Thailand and Britain emerged as the most pro-vaccination countries in a worldwide poll (YouGov)
Thailand and Britain emerged as the most pro-vaccination countries in a worldwide poll (YouGov)

In the US, where the tracker extends back to July, only 47% of people say they will do so or have already done so.

And at the bottom of the table are France and Poland, where just 39% and 28% respectively say they will take the vaccine.

The results also show that willingness to take the COVID-19 vaccine has been improving in many countries in recent weeks. For instance, in Britain it has risen from 61% in mid-November to 80% now, and in Spain it is up from 53% in mid-December to 65% now.

Britain’s vaccination programme began in December and just over one million over-80s in the UK have now received at least their first jab of the COVID-19 vaccine, with slightly less under-80s also getting the injection.

The government has committed to giving about 13 million people in the UK the vaccine by the end of February.

Watch: Friday’s queue for COVID vaccinations at Lichfield Cathedral

There has been no change in other countries, however, particularly the USA, where the current figure of 45% is little different from the 42% recorded there when the question was first asked in July (although it has fluctuated a little over that period).

However, the report authors suggest that despite sizeable minorities in many countries saying they won’t take the vaccine, very few are doing so because of ‘anti-vaxxer’ attitudes.

Distrust of vaccinations among the French is well-documented and the proportion of the population refusing to take the vaccine because they are “opposed to vaccines in general” is highest in France.

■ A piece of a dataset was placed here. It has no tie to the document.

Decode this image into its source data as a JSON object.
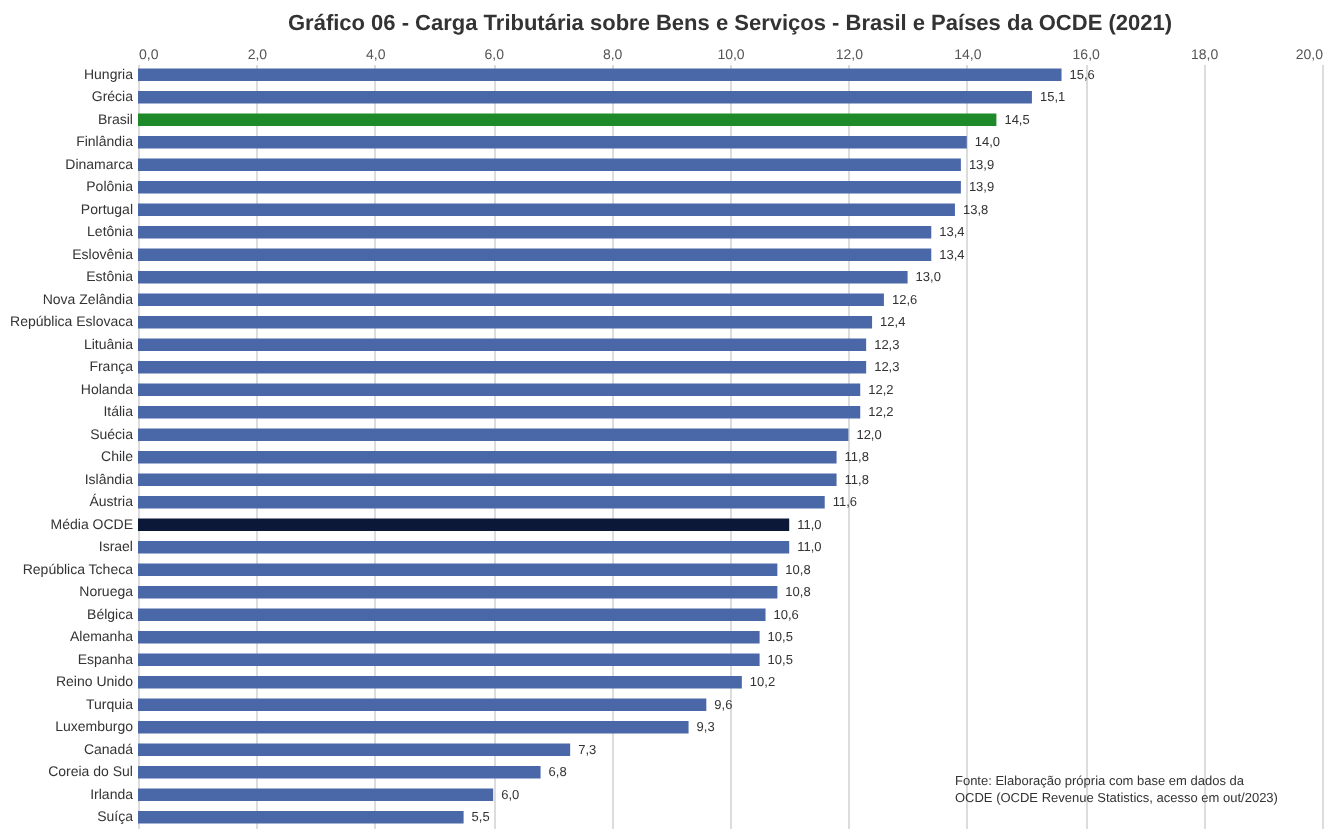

Members of the public at Lichfield Cathedral, Staffordshire, to receive the Oxford/AstraZeneca coronavirus vaccine. (Photo by Jacob King/PA Images via Getty Images)
Inside Lichfield Cathedral, Staffs., as members of the public receive their COVID-19 vaccine on Friday (Jacob King/PA Images via Getty Images)

However, at 9% it is only a small portion of the overall 48% of French people saying they won’t take the vaccine.

The largest portion of those who say they won’t take the vaccine say it is simply because they are waiting to see if it is safe.

England’s Chief Medical Officer Chris Whitty has dismissed anti-vaxxers as having “very weird views” and said it is not worth trying to convince them that the vaccine is safe.

During a meeting of the Commons Science and Technology and Health and Social Care committees in December, Prof Whitty said: “There is a very small group of people who have got very weird views about vaccines.

“In a sense, they're not worth worrying about in public communication terms, because nothing will persuade them that this is the right thing to do, and that's their right as competent adults to make those choices.”